For CGM users: How long have you been using a CGM?

Our second most answered question of March looked at years of CGM experience in our community, and emphasized the improvements in technology over the years. A little more than half of respondents to this question started using a CGM within the past six years, another 25% began using a CGM 6-10 years ago, and another 20% have been using a CGM for more than 10 years.

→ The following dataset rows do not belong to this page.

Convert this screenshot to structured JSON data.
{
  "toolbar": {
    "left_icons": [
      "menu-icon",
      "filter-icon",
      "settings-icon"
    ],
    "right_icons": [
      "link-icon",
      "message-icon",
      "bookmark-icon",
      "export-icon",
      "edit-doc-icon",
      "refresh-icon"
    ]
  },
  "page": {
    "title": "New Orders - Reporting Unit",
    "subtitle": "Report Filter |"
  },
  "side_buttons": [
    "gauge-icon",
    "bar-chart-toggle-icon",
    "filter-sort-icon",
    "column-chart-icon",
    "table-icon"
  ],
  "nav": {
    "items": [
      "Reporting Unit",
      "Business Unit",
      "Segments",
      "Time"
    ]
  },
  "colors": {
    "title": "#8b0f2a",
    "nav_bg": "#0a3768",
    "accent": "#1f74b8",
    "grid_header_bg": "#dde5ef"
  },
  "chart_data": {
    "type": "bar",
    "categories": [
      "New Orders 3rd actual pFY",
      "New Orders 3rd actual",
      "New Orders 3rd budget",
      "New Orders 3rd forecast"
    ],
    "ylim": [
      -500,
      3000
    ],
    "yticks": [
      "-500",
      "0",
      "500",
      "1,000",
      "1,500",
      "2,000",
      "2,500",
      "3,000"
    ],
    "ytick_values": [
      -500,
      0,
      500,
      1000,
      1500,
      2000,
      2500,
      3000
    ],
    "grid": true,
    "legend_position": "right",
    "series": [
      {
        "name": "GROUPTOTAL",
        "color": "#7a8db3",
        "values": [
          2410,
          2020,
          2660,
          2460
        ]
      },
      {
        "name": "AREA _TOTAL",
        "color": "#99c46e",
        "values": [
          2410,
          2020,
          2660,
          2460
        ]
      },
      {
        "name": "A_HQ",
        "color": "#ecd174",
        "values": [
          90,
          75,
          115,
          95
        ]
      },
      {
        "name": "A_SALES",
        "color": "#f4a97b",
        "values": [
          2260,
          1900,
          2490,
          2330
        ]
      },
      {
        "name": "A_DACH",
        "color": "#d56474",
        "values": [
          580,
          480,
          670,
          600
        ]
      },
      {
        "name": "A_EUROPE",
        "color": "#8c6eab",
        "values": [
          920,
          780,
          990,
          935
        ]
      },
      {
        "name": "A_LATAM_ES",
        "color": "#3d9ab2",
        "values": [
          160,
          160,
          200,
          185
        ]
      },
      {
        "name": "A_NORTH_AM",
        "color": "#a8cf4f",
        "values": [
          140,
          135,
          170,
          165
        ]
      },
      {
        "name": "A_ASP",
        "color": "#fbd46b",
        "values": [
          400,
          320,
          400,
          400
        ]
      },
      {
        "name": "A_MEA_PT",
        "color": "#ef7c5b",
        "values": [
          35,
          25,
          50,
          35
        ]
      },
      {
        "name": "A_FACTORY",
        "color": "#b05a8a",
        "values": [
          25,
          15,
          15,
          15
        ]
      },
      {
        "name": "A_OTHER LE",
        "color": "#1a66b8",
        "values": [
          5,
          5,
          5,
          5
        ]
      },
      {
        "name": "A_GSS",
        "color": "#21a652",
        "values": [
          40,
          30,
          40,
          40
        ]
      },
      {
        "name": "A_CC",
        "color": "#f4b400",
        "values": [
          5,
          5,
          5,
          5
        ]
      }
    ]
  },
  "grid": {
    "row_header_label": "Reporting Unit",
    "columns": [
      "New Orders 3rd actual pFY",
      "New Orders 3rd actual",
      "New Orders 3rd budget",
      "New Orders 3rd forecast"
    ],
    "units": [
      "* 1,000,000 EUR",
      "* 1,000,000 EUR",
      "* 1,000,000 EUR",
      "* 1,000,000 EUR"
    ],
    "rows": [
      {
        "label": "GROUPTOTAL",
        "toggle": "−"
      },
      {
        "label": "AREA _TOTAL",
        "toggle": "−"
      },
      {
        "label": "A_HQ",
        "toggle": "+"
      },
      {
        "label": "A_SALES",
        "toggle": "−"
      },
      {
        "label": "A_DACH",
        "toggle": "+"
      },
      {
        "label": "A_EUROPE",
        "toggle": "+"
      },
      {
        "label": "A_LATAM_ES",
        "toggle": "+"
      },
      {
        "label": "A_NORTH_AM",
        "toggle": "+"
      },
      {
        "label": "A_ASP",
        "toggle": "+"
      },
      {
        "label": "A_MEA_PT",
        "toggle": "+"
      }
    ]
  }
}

Here is what some folks in the Online Community shared:

  • “I started in 2011 with the Dexcom SEVEN and then with G4, G5 and now G6 with the Tslim integration. Wonderful advancements!”
  • “2006, starting with the hellspawn Medtronic harpoon.”
  • “I started using sensors in 2008, initially Medtronic 3-day sensors (stretched to 7) which were fair. Then upgraded to their 7-day Enlite which were awful. Switch to Dexcom G4 for a couple of years. I then went back to Medtronic’s current version. Approved for 7 day use, I try to stretch them out to 10-14 days.”
  • “I had a horrible experience with the Enlite. The results were all over but never close to reality. It drove me crazy.”
  • “Started with Medtronic Enlite then switched to Dexcom G5, G6 for a total of 11 years.”
  • “Technology advancements have been great. When will the cure come?”
  • “I started on an Enlite from Medtronic in 2008 when insurance started covering them, but fingersticks were absolutely necessary – sensor was not reliable! 5 years on G5-G6.”

On a scale of 1-5, how much do you think your blood glucose levels impact your overall mood? (1 = the least impact, 5 = the most impact)

March’s third most answered Question of the Day demonstrated the many ways mood can be impacted by blood glucose levels – and the many ways that blood glucose levels can be impacted by moods.

Many commenters pointed out that for them, mood changes are often an early signal of a low or high blood glucose level. Whether they personally notice the shift or they are gently nudged to check their BG levels by a loved one, mood shifts can prompt them to take action.

Here’s what some community members shared about their experiences:

  • “I live alone so my CGM tells me “go eat something” or go take a correction. The day I tried to give up coffee, I couldn’t get along with myself! Life is filled with highs and lows, especially when a T1D. It can be your mood, your sugars, blood pressure, bank account, your family news, but loss of life of loved one or even watching the Ukranian apocalypse makes me SAD with tears. My faith promises better time ahead.”
  • “The crying happens occasionally to me as well if I am low. Sometimes I get lovey-dovey and my husband just looks at me and says: go eat something ☺”
  • “Sometimes I wonder if it is the out of range BG level affecting my mood, or just knowing my BG level is out of range that affects it.”
  • “Most often low or high blood sugars affect my sleep and that’s what affects my overall mood. But I am more likely to be irritable when my blood sugar’s out of range (as I’m sure anyone is when they’re feeling under the weather) and when it’s severely low I’m prone to crying for no apparent reason.”
  • “I feel my BG levels affect me all the time. Whether I’m in range or not, it just becomes exhausting to manage it. When I’m low I get frustrated that I did something wrong to create the low…But I know that DM has a mind of its own, yet I still become frustrated.”
  • “I don’t consider what happens with low blood sugar as a “mood change.” It is an impending train wreck and all my energies are spent on getting back on track. Other than that, I don’t think I am crankier than anybody else around me.”